Sales double week to week, which is she says is important financially for those in the industry, but also essential for promoting culture in the city.
"The market can thrive here," said McKiernan-Allen. "It's a space to be a real catalyst for a lot of different ways to make Indianapolis a really vibrant, healthy city, part of which I think is creating an identity for the city, a really unique identity for us where our young people won't want to leave, our young people don't want to go to the east or west coasts to feel like they have to find ‘culture.'"
The market is aiming to offer healthier food choices for those whose options are limited.

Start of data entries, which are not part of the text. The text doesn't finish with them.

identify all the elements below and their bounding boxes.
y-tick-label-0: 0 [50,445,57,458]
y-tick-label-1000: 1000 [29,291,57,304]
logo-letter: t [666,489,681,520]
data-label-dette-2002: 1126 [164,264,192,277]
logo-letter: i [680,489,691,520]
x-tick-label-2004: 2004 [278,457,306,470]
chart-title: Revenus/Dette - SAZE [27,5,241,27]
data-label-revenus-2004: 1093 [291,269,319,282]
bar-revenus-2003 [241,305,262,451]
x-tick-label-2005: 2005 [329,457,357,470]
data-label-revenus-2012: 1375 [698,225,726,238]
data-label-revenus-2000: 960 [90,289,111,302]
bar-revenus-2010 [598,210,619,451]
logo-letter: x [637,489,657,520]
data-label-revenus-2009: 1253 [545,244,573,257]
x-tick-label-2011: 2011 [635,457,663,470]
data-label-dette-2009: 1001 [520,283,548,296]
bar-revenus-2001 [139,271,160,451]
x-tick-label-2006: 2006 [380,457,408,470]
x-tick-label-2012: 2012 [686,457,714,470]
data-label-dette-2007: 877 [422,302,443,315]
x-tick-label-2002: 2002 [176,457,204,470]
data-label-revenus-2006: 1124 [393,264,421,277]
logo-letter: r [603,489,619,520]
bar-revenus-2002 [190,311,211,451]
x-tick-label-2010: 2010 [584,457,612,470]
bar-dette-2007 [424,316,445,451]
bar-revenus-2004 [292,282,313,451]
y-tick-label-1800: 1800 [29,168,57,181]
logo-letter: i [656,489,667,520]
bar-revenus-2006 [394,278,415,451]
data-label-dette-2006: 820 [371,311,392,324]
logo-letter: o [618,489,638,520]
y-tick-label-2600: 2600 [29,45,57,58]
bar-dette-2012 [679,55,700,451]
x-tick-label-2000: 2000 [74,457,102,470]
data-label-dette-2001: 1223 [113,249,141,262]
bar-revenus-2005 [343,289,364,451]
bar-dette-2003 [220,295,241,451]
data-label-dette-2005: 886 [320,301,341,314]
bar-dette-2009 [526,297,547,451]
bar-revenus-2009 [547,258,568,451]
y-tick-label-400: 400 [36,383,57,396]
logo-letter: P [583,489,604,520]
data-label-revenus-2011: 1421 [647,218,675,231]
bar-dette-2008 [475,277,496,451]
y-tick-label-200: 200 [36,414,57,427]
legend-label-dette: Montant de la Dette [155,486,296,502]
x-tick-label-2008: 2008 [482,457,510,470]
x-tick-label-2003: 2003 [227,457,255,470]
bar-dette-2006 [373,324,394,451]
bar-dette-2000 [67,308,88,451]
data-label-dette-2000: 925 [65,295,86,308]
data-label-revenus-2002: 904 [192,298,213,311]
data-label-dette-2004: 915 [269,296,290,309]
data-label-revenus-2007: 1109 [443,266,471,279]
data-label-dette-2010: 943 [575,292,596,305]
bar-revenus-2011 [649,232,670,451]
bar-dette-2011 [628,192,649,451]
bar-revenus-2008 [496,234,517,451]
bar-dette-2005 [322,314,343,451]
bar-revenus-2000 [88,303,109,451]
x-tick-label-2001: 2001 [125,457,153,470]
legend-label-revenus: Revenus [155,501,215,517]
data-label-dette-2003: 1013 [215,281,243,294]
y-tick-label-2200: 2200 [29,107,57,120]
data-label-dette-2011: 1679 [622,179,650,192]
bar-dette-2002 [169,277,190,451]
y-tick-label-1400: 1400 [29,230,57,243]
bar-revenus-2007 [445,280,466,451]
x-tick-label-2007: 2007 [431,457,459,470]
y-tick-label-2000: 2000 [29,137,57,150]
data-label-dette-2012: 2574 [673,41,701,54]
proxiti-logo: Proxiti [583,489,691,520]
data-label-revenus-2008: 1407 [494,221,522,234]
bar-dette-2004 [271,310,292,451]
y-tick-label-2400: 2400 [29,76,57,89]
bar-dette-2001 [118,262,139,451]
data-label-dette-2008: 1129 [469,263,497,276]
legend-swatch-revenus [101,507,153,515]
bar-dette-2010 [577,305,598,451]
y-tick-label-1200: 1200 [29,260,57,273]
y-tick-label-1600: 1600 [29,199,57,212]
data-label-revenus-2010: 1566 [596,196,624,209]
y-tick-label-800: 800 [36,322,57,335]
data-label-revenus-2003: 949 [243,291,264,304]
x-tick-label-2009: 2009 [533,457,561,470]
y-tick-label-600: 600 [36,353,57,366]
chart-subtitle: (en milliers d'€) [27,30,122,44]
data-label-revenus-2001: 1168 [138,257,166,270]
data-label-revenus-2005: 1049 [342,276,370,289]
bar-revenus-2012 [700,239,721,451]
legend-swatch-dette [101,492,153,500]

Farmers accept SNAP Benefits, or food stamps, because as Eat Well Initiative Coordinator Sarah Mullin says, it’s important to offer the less fortunate healthy food choices.
"Families are very aware of what they should be eating," she said. "Sometimes when you have a limited amount of money, you just have to make tough decisions. Basically what our program is trying to do is help them eliminate having to make those tough decisions because we know that nutrient dense foods is going to make your health better and make you feel better."
Those using SNAP benefits can purchase food at the market at discounted rates.
"Some of the families and individuals that I have spoken with, they are just so excited that that is accessible, that it's something that they can afford with those dollars," said Mullin. "We are matching, so everything is basically half price for them."